Shun Lee Cafe - 12:00 pm Sharp!
43 W. 65th Street/Lincoln Square
(between Broadway & Central Park West)
*** Please bring small bills (1's, 5's, 10's) to help facilitate payment.
We will be getting 4 checks, with 4 people on each check.Please do not only bring a $20 bill hoping for change, it doesn't work.
***We have to order right away since we need to be at the theater by 1:30pm
New York Public Library for the Performing Arts
Dorothy and Lewis B. Cullman Center
Bruno Walter Auditorium
40 Lincoln Center Plaza
HAPPY 120 BIRTHDAY, HAROLD LLOYD! THE "GLASSES" VARIATIONS
Harold Clayton Lloyd, Sr. (April 20, 1893 – March 8, 1971) was an American film actor and producer, most famous for his silent comedies.

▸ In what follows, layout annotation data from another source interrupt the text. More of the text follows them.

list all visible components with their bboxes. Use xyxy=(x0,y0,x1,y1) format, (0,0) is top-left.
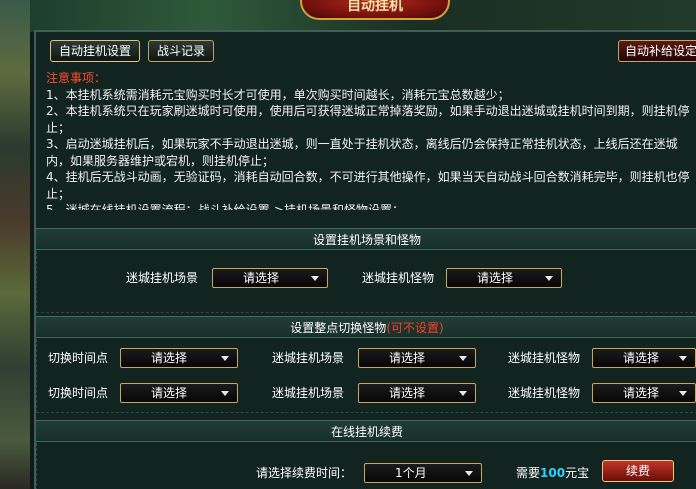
renew-cost-suffix: 元宝 xyxy=(565,466,590,480)
renew-cost-prefix: 需要 xyxy=(516,466,541,480)
scene-select[interactable]: 请选择 xyxy=(212,268,328,288)
renew-duration-label: 请选择续费时间： xyxy=(256,466,353,480)
auto-hangup-panel: 自动挂机设置 战斗记录 自动补给设定 注意事项： 1、本挂机系统需消耗元宝购买时… xyxy=(34,30,696,489)
chevron-down-icon xyxy=(459,356,467,361)
chevron-down-icon xyxy=(459,391,467,396)
switch-monster-select-1[interactable]: 请选择 xyxy=(592,348,696,368)
switch-time-value-1: 请选择 xyxy=(151,351,188,365)
notice-item-5: 5、迷城在线挂机设置流程：战斗补给设置->挂机场景和怪物设置； xyxy=(46,203,405,210)
auto-supply-settings-button[interactable]: 自动补给设定 xyxy=(618,40,696,62)
switch-scene-select-1[interactable]: 请选择 xyxy=(358,348,476,368)
section-renew-title: 在线挂机续费 xyxy=(330,425,403,439)
switch-scene-value-2: 请选择 xyxy=(389,386,426,400)
game-background-left xyxy=(0,0,30,489)
scene-select-value: 请选择 xyxy=(243,271,280,285)
switch-monster-label-2: 迷城挂机怪物 xyxy=(508,386,581,400)
switch-scene-label-2: 迷城挂机场景 xyxy=(272,386,345,400)
switch-time-select-1[interactable]: 请选择 xyxy=(120,348,238,368)
renew-cost-text: 需要100元宝 xyxy=(516,464,589,481)
switch-monster-value-1: 请选择 xyxy=(623,351,660,365)
tab-auto-hangup-settings[interactable]: 自动挂机设置 xyxy=(50,40,141,62)
scene-label: 迷城挂机场景 xyxy=(126,271,199,285)
switch-scene-value-1: 请选择 xyxy=(389,351,426,365)
chevron-down-icon xyxy=(221,356,229,361)
renew-duration-value: 1个月 xyxy=(395,466,427,480)
section-scene-monster-title: 设置挂机场景和怪物 xyxy=(312,233,421,247)
switch-scene-select-2[interactable]: 请选择 xyxy=(358,383,476,403)
section-hourly-switch-note: (可不设置) xyxy=(386,321,444,335)
renew-cost-amount: 100 xyxy=(540,466,566,480)
switch-monster-label-1: 迷城挂机怪物 xyxy=(508,351,581,365)
section-hourly-switch-header: 设置整点切换怪物(可不设置) xyxy=(36,316,696,338)
section-hourly-switch-title: 设置整点切换怪物 xyxy=(290,321,387,335)
notice-item-1: 1、本挂机系统需消耗元宝购买时长才可使用，单次购买时间越长，消耗元宝总数越少； xyxy=(46,87,510,102)
monster-label: 迷城挂机怪物 xyxy=(362,271,435,285)
notice-text: 注意事项： 1、本挂机系统需消耗元宝购买时长才可使用，单次购买时间越长，消耗元宝… xyxy=(46,70,696,210)
chevron-down-icon xyxy=(311,276,319,281)
switch-time-value-2: 请选择 xyxy=(151,386,188,400)
switch-monster-value-2: 请选择 xyxy=(623,386,660,400)
chevron-down-icon xyxy=(221,391,229,396)
chevron-down-icon xyxy=(545,276,553,281)
section-renew-header: 在线挂机续费 xyxy=(36,420,696,442)
chevron-down-icon xyxy=(679,391,687,396)
notice-item-4: 4、挂机后无战斗动画，无验证码，消耗自动回合数，不可进行其他操作，如果当天自动战… xyxy=(46,170,690,201)
renew-duration-select[interactable]: 1个月 xyxy=(364,463,482,483)
notice-item-2: 2、本挂机系统只在玩家刷迷城时可使用，使用后可获得迷城正常掉落奖励，如果手动退出… xyxy=(46,104,690,135)
switch-monster-select-2[interactable]: 请选择 xyxy=(592,383,696,403)
monster-select-value: 请选择 xyxy=(477,271,514,285)
renew-button[interactable]: 续费 xyxy=(602,460,674,482)
monster-select[interactable]: 请选择 xyxy=(446,268,562,288)
window-title: 自动挂机 xyxy=(300,0,450,20)
notice-item-3: 3、启动迷城挂机后，如果玩家不手动退出迷城，则一直处于挂机状态，离线后仍会保持正… xyxy=(46,137,678,168)
chevron-down-icon xyxy=(465,471,473,476)
switch-time-label-1: 切换时间点 xyxy=(48,351,109,365)
chevron-down-icon xyxy=(679,356,687,361)
section-scene-monster-header: 设置挂机场景和怪物 xyxy=(36,228,696,250)
tab-battle-log[interactable]: 战斗记录 xyxy=(148,40,215,62)
switch-scene-label-1: 迷城挂机场景 xyxy=(272,351,345,365)
switch-time-select-2[interactable]: 请选择 xyxy=(120,383,238,403)
notice-heading: 注意事项： xyxy=(46,71,107,85)
switch-time-label-2: 切换时间点 xyxy=(48,386,109,400)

Harold Lloyd ranks alongside Charlie Chaplin and Buster Keaton as one of the most popular and influential film comedians of the silent film era.
Lloyd made nearly 200 comedy films, both silent and "talkies", between 1914 and 1947. He is best known for his "Glass" character, a resourceful, success-seeking go-getter who was perfectly in tune with 1920s era America.
His films frequently contained "thrill sequences" of extended chase scenes and daredevil physical feats, for which he is best remembered today. Lloyd hanging from the hands of a clock high above the street in Safety Last! (1923) is one of the most enduring images in all of cinema.
Lloyd did many of these dangerous stunts himself, despite having injured himself in August 1919 while doing publicity pictures for the Roach studio. An accident with a bomb mistaken as a prop resulted in the loss of the thumb and index finger of his right hand (the injury was disguised on future films with the use of a special prosthetic glove, though the glove often did not go by unnoticed).
Although Lloyd's individual films were not as commercially successful as Charlie Chaplin's on average, he was far more prolific (releasing twelve feature films in the 1920s while Chaplin released just three), and made more money overall ($15.7 million to Chaplin's $10.5 million).
Last year we went to the Silent Clowns Film Festival and had a wonderful time.
This time around they are celebrating Harold Lloyd's birthday by showcasing 2 of his classic films:
The Kid Brother (1927).
Directed by Ted Wilde. 80 minutes.
Why Pick On Me? (1918)
Directed by Gilbert Pratt. 10 minutes.
*Live musical accompaniment for all screenings by Ben Model
*The films begin at 2:30pm. A full auditorium is expected so we need to be on the line by 1:30pm the latest to be sure to secure our seats.
Hope you can join us for some funny silent films and a delicious lunch.
Subway (Check mta.info/weekender for updates)
Take R train to 42nd St-Times Square Station.
Transfer to #1 local train to 66th Street/Lincoln Center Station.
Walk 4 minutes to the restaurant.
Meetup Fee: $3.00 will collected at the restaurant to help defray the costs of maintaining the group. (Exact change please)
Perfume Allergy: Please refrain from wearing perfume. Thanks for understanding.